C'est pas mon idée !

jeudi 8 juin 2017

HSBC crée un réseau social pour ses clients

HSBC
La mode des réseaux sociaux destinés à mettre en relation les clients des institutions financières a été lancée il y a quelques années mais elle ne semble pas avoir rencontré le succès escompté. Cela n'empêche pas HSBC de tenter sa chance sur le segment des entreprises, en jouant sur ses atouts spécifiques, dont sa présence dans plus de 70 pays.

Proposé exclusivement aux clients de la banque, le « HSBC Connections Hub » reprend une partie des codes habituels des réseaux sociaux grand public. Chaque entreprise peut ainsi y créer son « profil » (comprenant présentation et centres d'intérêts), puis utiliser la plate-forme pour rechercher et entrer en contact avec des partenaires potentiels – prospects, clients, fournisseurs et autres intermédiaires – via une messagerie privée. Elle aura également accès à des contenus traitant, par exemple, de négoce international.
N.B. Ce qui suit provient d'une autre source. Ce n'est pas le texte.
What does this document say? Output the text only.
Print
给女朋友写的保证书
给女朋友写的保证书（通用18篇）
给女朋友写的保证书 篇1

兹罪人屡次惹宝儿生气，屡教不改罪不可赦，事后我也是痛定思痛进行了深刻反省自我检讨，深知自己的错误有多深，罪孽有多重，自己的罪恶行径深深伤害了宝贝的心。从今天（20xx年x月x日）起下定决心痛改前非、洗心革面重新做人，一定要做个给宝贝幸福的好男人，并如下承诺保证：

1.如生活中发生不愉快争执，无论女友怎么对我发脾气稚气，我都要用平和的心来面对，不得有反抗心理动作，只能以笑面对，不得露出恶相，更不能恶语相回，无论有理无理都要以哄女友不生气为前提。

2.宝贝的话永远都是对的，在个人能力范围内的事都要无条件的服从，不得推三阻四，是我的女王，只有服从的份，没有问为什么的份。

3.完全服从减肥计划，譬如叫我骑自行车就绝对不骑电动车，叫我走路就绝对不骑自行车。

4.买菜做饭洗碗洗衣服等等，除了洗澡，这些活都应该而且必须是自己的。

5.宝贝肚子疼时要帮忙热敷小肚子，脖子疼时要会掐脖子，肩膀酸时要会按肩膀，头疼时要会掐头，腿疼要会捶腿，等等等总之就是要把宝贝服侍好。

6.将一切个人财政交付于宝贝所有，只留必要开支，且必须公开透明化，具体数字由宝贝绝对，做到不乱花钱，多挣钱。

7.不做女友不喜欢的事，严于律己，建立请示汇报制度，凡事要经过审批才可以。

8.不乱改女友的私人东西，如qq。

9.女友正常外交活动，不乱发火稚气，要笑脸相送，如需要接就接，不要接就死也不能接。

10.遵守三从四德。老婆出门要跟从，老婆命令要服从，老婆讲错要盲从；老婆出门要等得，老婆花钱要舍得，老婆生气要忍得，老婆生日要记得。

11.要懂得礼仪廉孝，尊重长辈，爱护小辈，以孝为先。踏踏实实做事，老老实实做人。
Parce que les utilisateurs n'ont pas nécessairement énormément de temps à consacrer à un outil de ce type, aussi utile soit-il pour leur société, le « HSBC Connections Hub » est équipé d'un algorithme capable de faire des rapprochements automatiques. Grâce à celui-ci, les membres du réseau recevront des suggestions de contacts appropriés pour leur secteur d'activité et selon les attentes qu'ils expriment. Si elle s'avère pertinente, cette approche pourrait faire la différence par rapport aux initiatives antérieures.
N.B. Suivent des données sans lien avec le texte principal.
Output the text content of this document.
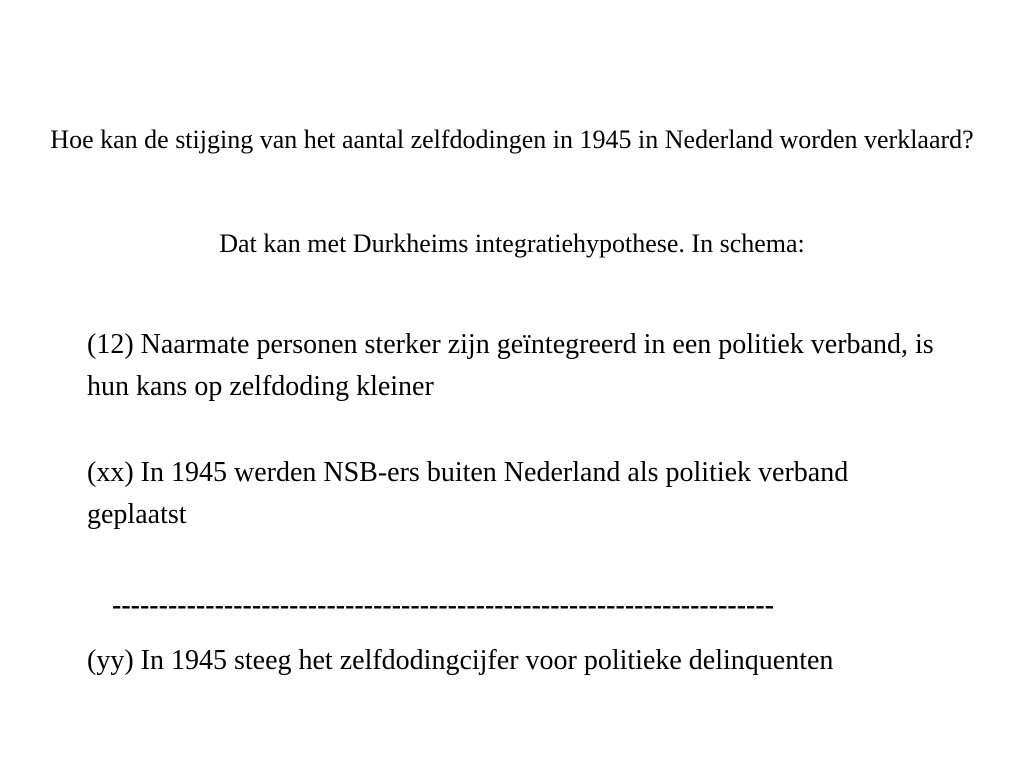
Hoe kan de stijging van het aantal zelfdodingen in 1945 in Nederland worden verklaard?
Dat kan met Durkheims integratiehypothese. In schema:
(12) Naarmate personen sterker zijn geïntegreerd in een politiek verband, is hun kans op zelfdoding kleiner
(xx) In 1945 werden NSB-ers buiten Nederland als politiek verband geplaatst
-----------------------------------------------------------------------
(yy) In 1945 steeg het zelfdodingcijfer voor politieke delinquenten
Car il est vrai que l'idée de stimuler les relations commerciales entre les clients en déclinant un modèle de réseau social n'a rien de très nouveau. L'American Express OPEN Forum (plutôt dédié aux PME) fait partie des plus anciens, tandis que le Crédit Agricole expérimentait aussi le concept dès 2011 (abandonné depuis). Les projets se succèdent (DBS a rejoint le mouvement plus récemment) et, pourtant, aucun d'entre eux ne paraît avoir relevé le défi originel de contribution au développement des entreprises.

HSBC Connections Hub

Il est difficile d'identifier précisément les raisons de la faible popularité de ces différentes démarches, alors que les arguments en leur faveur sont solides. En effet, la banque est un intermédiaire de confiance pour les entreprises et, en conséquence, sa volonté d'établir des ponts directs entre celles-ci devrait en principe être bien accueillie. En ajoutant à ce socle une ouverture sur le monde (Canada, Chine, Hong Kong, Inde, Mexique, Singapour, Royaume-Uni, États-Unis et, bientôt, France) et en introduisant un accompagnement pro-actif, peut-être HSBC réussira-t-elle mieux que ses consœurs.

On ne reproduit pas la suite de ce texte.